Het rijke roomse leven in brabant 1900-1970

Laatste oliesel

Rooms prentenboek

Op de BHIC-site staan verschillende indirecte afbeeldingen van de toediening van het laatste sacrament voor de stervenden. In wezen bestaat de liturgische rituele handeling uit drie componenten: het horen van de laatste biecht teneinde volledige kwijtschelding van alle zonden te krijgen, het zalven van het lichaam met heilige olie, getrokken uit olijven, en uiteindelijk het toedelen van de ultieme communie via het op de tong leggen van de hostie.

Der Versehgang, door Ferdinand Waldmüller, 1836 (bron: Wikimedia Commons, publiek domein)
Der Versehgang, door Ferdinand Waldmüller, 1836
(bron: Wikimedia Commons, publiek domein)

In Noord-Brabant ontwikkelde zich in de loop van de eeuwen een bijbehorende ceremonie, die ook in het openbaar zichtbaar moest zijn. De gang van de priester naar de plaats waar de stervende zich bevond.

Met de drie sacramentele benodigdheden voor deze drie fasen. De priester kleedde zich in toog met de witte superplie, overhangen door de paarse stool. De lange liturgische shawl, kenteken van zijn bevoegdheid en waardigheid, die hij na de ultieme absolvering – de onherroepelijke kwijtschelding van de door de stervende berouwvol bekende zonden -- diende te doen vervangen door een witte. Dat was eigenlijk afgekeken van de Romeinse rondreizende vrederechters, de praetores peregrini die het Romeinse recht kwamen toepassen ter handhaving van de politionele orde in de gekoloniseerde streken en Romeinse enclaves.

Lantaarn met klokje (foto: Rini de Groot)
Lantaarn met klokje (foto: Rini de Groot)

Vóór de priester trepelde een jochie uit dat de liturgie bediende. Meestal een misdienaartje dat bekend was met het canonieke Latijn. Dat droeg een speciale lantaarn. Een rondom gebogen kristallijn glas beschermde de wemelende kaars tegen de windvlagen. Op de afdekking van de lantaarn, die gedragen werd aan een zwengel prijkte een klokje dat betekenisvol op de cadans van de liturgisten placht te klingelen.

Een indrukwekkende processie

Voorbijgangers of personen die zich op de begane straat bevonden werden geacht dan terzijde te treden en soms zelfs om te knielen en eventueel de pet of klak af te nemen. Soms liep daarvoor weer de koster met een kruis. Dat hing van de regionale gewoonten af. Niet ieder decanaat had daarvoor dezelfde regels. De stoet gold als een processie. Dat was eeuwenlang geen probleem geweest. Maar nadat Noord-Brabant integraal door de noordelijke Staten-Generaal was bestemd als militair barrièregebied werd het dat wel.
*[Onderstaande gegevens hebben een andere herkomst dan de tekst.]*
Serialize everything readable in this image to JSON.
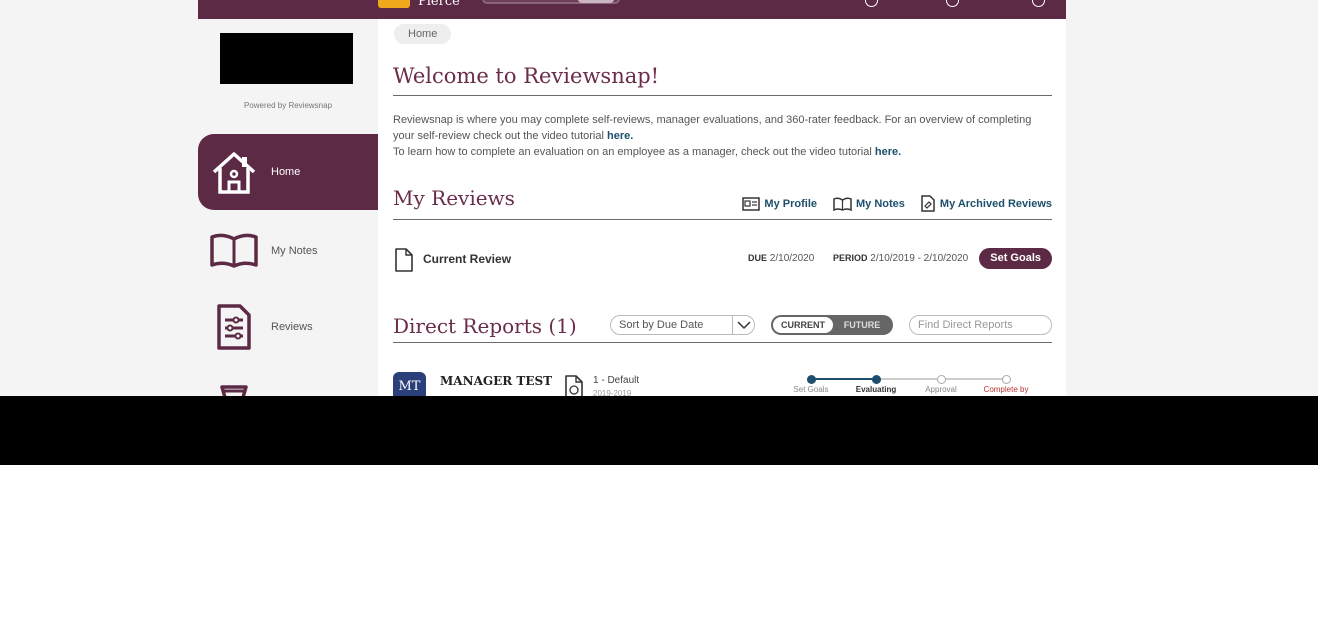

Roomse liturgieën werden verboden tenzij ontheffing was verkregen wanneer ze openbaar of openlijk zichtbaar werden bedreven. En deze processie gold sedert 1585 als zodanig. Een ontheffing kostte geld. Als dat inbaar was. Bij wie, dat was niet duidelijk. Na 1650 ging de Raad van State over dat soort vergunningen en ontheffingen, maar die was daarin nogal tolerant. Dominees zaten er wel bovenop, als de ontheffing er niet was, maar executiegeschillen ontstonden zelden: De Raad van State wilde dat doorgaans niet hebben en de wereldlijke gezaghebbers evenmin. Het leidde tot verschillen in de openlijke liturgie van “het laatste oliesel” in de regio’s. 
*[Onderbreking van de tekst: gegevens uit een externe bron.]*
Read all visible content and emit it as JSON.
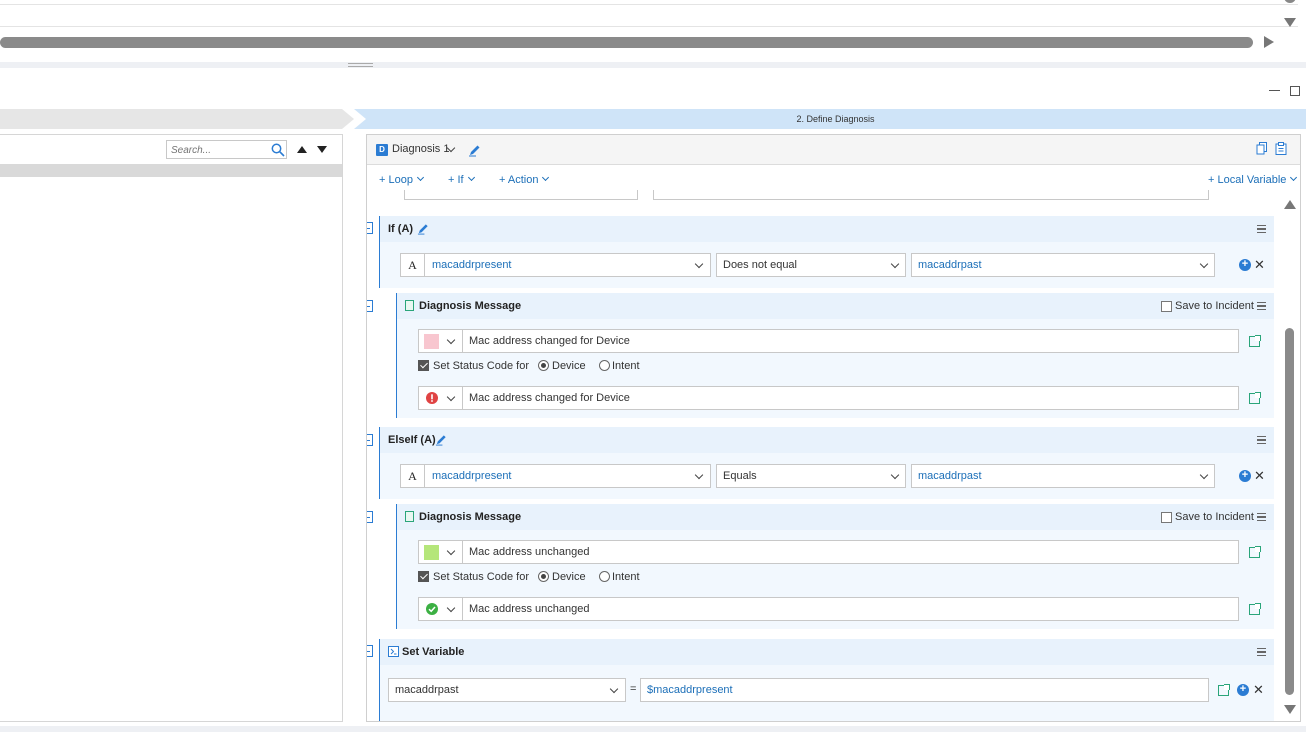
{
  "step_bar": {
    "title": "2. Define Diagnosis"
  },
  "left_panel": {
    "search_placeholder": "Search..."
  },
  "diagnosis": {
    "name": "Diagnosis 1",
    "badge": "D"
  },
  "toolbar": {
    "loop": "+ Loop",
    "if": "+ If",
    "action": "+ Action",
    "local_variable": "+ Local Variable"
  },
  "if_block": {
    "title": "If (A)",
    "type_glyph": "A",
    "left_operand": "macaddrpresent",
    "operator": "Does not equal",
    "right_operand": "macaddrpast"
  },
  "diag_message_1": {
    "title": "Diagnosis Message",
    "save_to_incident": "Save to Incident",
    "message": "Mac address changed for Device",
    "swatch_color": "#f8c6cf",
    "set_status_label": "Set Status Code for",
    "opt_device": "Device",
    "opt_intent": "Intent",
    "status_icon": "error-icon",
    "status_message": "Mac address changed for Device"
  },
  "elseif_block": {
    "title": "ElseIf (A)",
    "type_glyph": "A",
    "left_operand": "macaddrpresent",
    "operator": "Equals",
    "right_operand": "macaddrpast"
  },
  "diag_message_2": {
    "title": "Diagnosis Message",
    "save_to_incident": "Save to Incident",
    "message": "Mac address unchanged",
    "swatch_color": "#b5e67a",
    "set_status_label": "Set Status Code for",
    "opt_device": "Device",
    "opt_intent": "Intent",
    "status_icon": "success-icon",
    "status_message": "Mac address unchanged"
  },
  "set_variable": {
    "title": "Set Variable",
    "variable": "macaddrpast",
    "equals": "=",
    "value": "$macaddrpresent"
  },
  "colors": {
    "accent": "#1c6fb8",
    "block_header": "#e8f2fc",
    "step_active": "#cfe4f8",
    "error": "#e04343",
    "success": "#3cb043"
  }
}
Een gedifferentieerd ontheffingsbeleid

Soms was er een strikt ontheffingenbeleid door toedoen van een dominee die er bovenop zat. Maar omdat met de ontheffing niets te halen was – roomsen waren meestal niet rijk – liet de wereldlijke overheid het er doorgaans bij zitten. Ging de dominee dan requesten indienen bij de Raad van State wegens gebrekkige ordehandhaving, dan was er het risico dat hij overgeplaatst werd. Nadat Nederland Bataafsche Republiek was geworden in 1795 was de godsdienst eigenlijk vrij en kwam van het processieverbod sowieso niets meer terecht.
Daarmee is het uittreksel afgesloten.